Franklin Templeton’s top management, in an effort to reassure investors, said that it is committed to returning the money invested at the earliest. The fund house is trying to soothe investors after having closed six of its debt and credit mutual fund schemes. “We are committed to doing all we can to return monies in the schemes that are wound up at the earliest to investors, and to regain your trust in our brand,” Franklin Templeton Asset Management (India) President, Sanjay Sapre said in a note to investors. The fund house last week announced the closure of six schemes owing to redemption pressure and lack of liquidity in the secondary market.
With an asset under management (AUM) of close to Rs 36,000 crore, the schemes that were closed included — Franklin India Low Duration Fund, Franklin India Dynamic Accrual Fund, Franklin India Credit Risk Fund, Franklin India Short Term Income Plan, Franklin India Ultra Short Bond Fund and Franklin India Income Opportunities Fund.
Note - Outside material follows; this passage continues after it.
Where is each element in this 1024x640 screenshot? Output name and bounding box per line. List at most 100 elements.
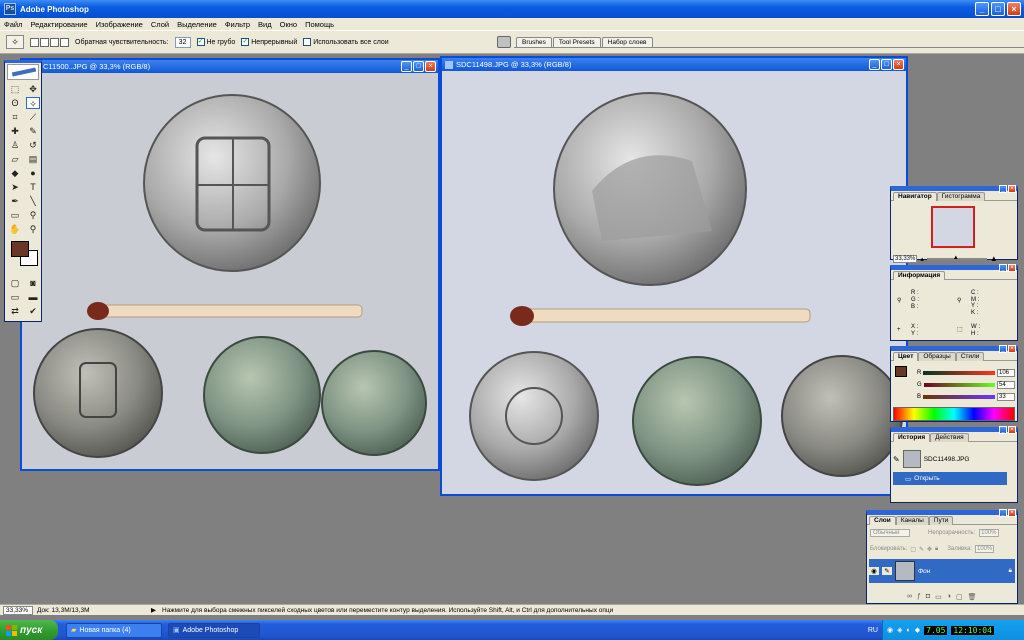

“As the schemes liquidate portfolio holdings subject to market conditions, receive coupon payments and scheduled maturities, the Trustees will start to return monies to investors at the earliest instance in compliance with regulation 41(2)(b) of SEBI (Mutual Fund) Regulations 1996,” Sapre said. The fund house with over 25 years of experience in India has come under the spotlight for investing in low-grade securities. Sapre However clarified that under the investment strategy followed, the closed schemes invested across the credit rating spectrum. “This strategy served the schemes and its investors well until recent times. The schemes were able to generate significant cash flows even during the last 6 months which were more turbulent times for the credit markets,” Sapre said in the note.
After wounding up the six schemes, Franklin Templeton has looked to reassure investors about other fixed income schemes run by the fund house. “Our other fixed income schemes which are open for subscription and redemption, primarily invest in highly liquid securities such as Government Securities, AAA-rated bonds, or other cash and cash equivalents,” Sapre explained to investors. He added that these schemes have enough liquidity to cope-up with the redemption pressure. Industry body Association of Mutual Funds in India (AMFI) too rushed to scene on Friday to assure investors that the majority of the fixed-income mutual fund schemes were safe.
Coming to aid of the struggling mutual fund industry that is reeling under redemption pressure, the Reserve Bank of India on Monday announced the opening of a special liquidity window for the industry. Under this, the central bank will provide Rs 50,000 crore worth liquidity support to the industry. The amount will be provided to the banks who can then lend the same to the fund houses or buy investment-grade bonds and commercial papers from these fund houses.